Thinking about this essay had me remembering novels I’ve enjoyed based on or inspired by actual events. Does all fiction rely on historical episodes, to an extent? If not in the public eye then those drawn from the deep well of personal experience, of real people the author has seen or spoken to, of places she has visited? Recently, I read and admired Girl A by Abigail Dean, which reimagines through its female protagonist how life could go on after a desperate and horrifying upbringing. Dean drew inspiration from several real-life cases of captivity, escape and religious zealotry, and spun a completely original and captivating tale from it. Then there’s Lionel Shriver’s decade-defining We Need to Talk About Kevin, inspired by the appalling Columbine Massacre of 1999: Shriver reimagines events from a mother’s point of view, and in doing so offers not just a commentary on violence and indoctrination, but also a parent’s worst nightmare. Both authors relay with sensitivity and compassion what it might have been like to live through such a thing: when done well, readers can expect to be enlightened as well as entertained.

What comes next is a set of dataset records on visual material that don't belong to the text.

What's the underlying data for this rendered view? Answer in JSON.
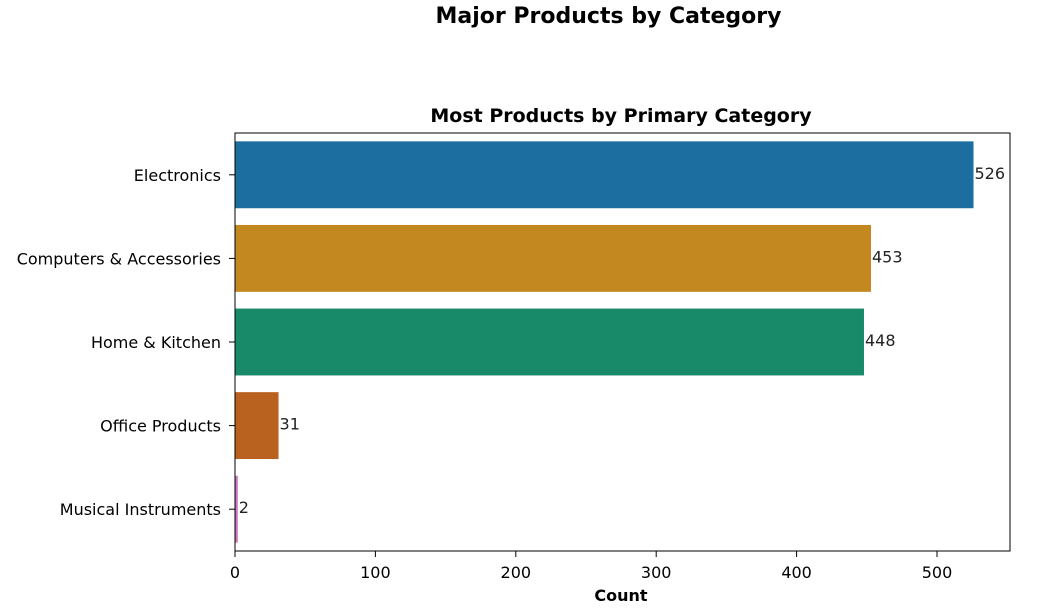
{
  "figure": {
    "suptitle": "Major Products by Category"
  },
  "chart_data": {
    "type": "bar",
    "orientation": "horizontal",
    "title": "Most Products by Primary Category",
    "xlabel": "Count",
    "ylabel": "",
    "categories": [
      "Electronics",
      "Computers & Accessories",
      "Home & Kitchen",
      "Office Products",
      "Musical Instruments"
    ],
    "values": [
      526,
      453,
      448,
      31,
      2
    ],
    "colors": [
      "#1b6e9f",
      "#c38820",
      "#188a6a",
      "#b9621f",
      "#cb78bc"
    ],
    "xlim": [
      0,
      552
    ],
    "xticks": [
      0,
      100,
      200,
      300,
      400,
      500
    ],
    "grid": false,
    "data_labels": true
  }
}
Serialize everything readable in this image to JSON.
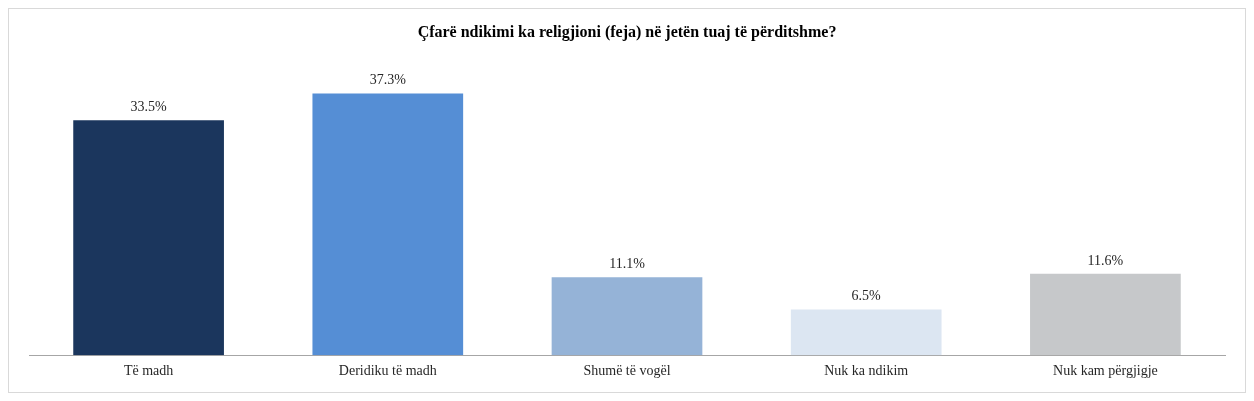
{
  "chart_data": {
    "type": "bar",
    "title": "Çfarë ndikimi ka religjioni (feja) në jetën tuaj të përditshme?",
    "categories": [
      "Të madh",
      "Deridiku të madh",
      "Shumë të vogël",
      "Nuk ka ndikim",
      "Nuk kam përgjigje"
    ],
    "values": [
      33.5,
      37.3,
      11.1,
      6.5,
      11.6
    ],
    "colors": [
      "#1b365d",
      "#558ed5",
      "#95b3d7",
      "#dce6f2",
      "#c6c8ca"
    ],
    "value_labels": [
      "33.5%",
      "37.3%",
      "11.1%",
      "6.5%",
      "11.6%"
    ],
    "tick_labels": "x",
    "grid": false,
    "legend": false
  }
}
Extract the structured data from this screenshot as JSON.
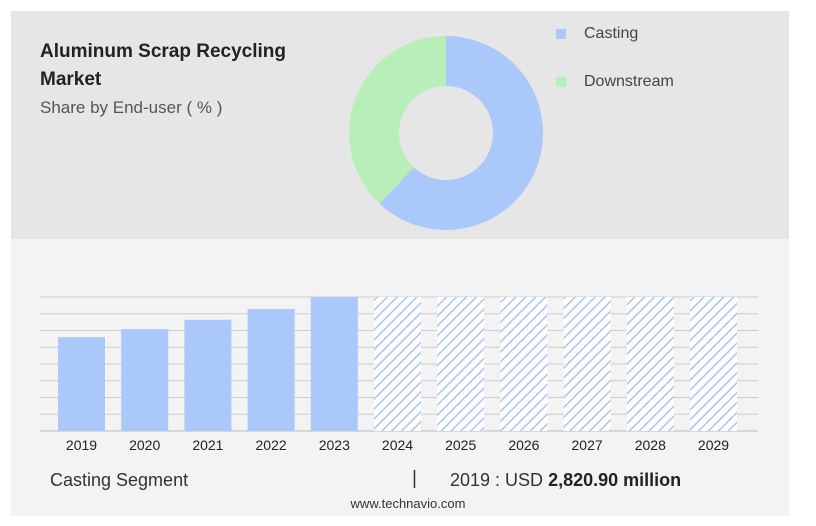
{
  "title": "Aluminum Scrap Recycling Market",
  "subtitle": "Share by End-user ( % )",
  "colors": {
    "casting": "#aac8fa",
    "downstream": "#b8efb8",
    "hatch": "#a9c4ee",
    "grid": "#cccccc",
    "top_panel": "#e6e6e6",
    "bottom_panel": "#f3f3f3"
  },
  "legend": [
    {
      "label": "Casting",
      "color": "#aac8fa"
    },
    {
      "label": "Downstream",
      "color": "#b8efb8"
    }
  ],
  "footer": {
    "segment": "Casting Segment",
    "separator": "|",
    "value_prefix": "2019 : USD",
    "value_bold": "2,820.90 million"
  },
  "source": "www.technavio.com",
  "chart_data": [
    {
      "type": "pie",
      "style": "donut",
      "labels": [
        "Casting",
        "Downstream"
      ],
      "values": [
        62,
        38
      ]
    },
    {
      "type": "bar",
      "categories": [
        "2019",
        "2020",
        "2021",
        "2022",
        "2023",
        "2024",
        "2025",
        "2026",
        "2027",
        "2028",
        "2029"
      ],
      "values": [
        70,
        76,
        83,
        91,
        100,
        100,
        100,
        100,
        100,
        100,
        100
      ],
      "forecast": [
        false,
        false,
        false,
        false,
        false,
        true,
        true,
        true,
        true,
        true,
        true
      ],
      "ylim": [
        0,
        100
      ],
      "grid": true
    }
  ]
}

Then there’s fiction that takes on centuries-old worlds. One of my favorite novels is Rose Tremain’s beautifully realized Music and Silence, which tells the story of lutenist Peter Claire, arriving in the court of King Christian IV of Denmark to find himself torn between service to the monarch and the woman he loves. The most remarkable fiction reveals that people don’t change, not really—not in the important ways—whether they’re living in 1600 or 2021. We all feel the same, hurt the same, fear the same, love the same, wherever we’re born and in whatever time. Perhaps this is the critical feature to keep in mind when retelling an historical event: that the incident itself might seem beyond reach, but the people who lived it are just like you and me.
When I was researching The Lamplighters, the questions I kept returning to were personal ones: how would it have felt to be a lighthouse keeper? How might I have fared being married to one, living in isolated coastal accommodation, with only the sea for company? Could I have endured the cruel limbo of missing a loved one, and how would I have mourned them, or let them go, or hoped for them still? Matters of the heart drive all fiction, whether based on actual events or not. The only distinction is one of good judgement and sympathy to those who went before us, so as not to stifle or distort their integrity. That’s the key to opening up the past.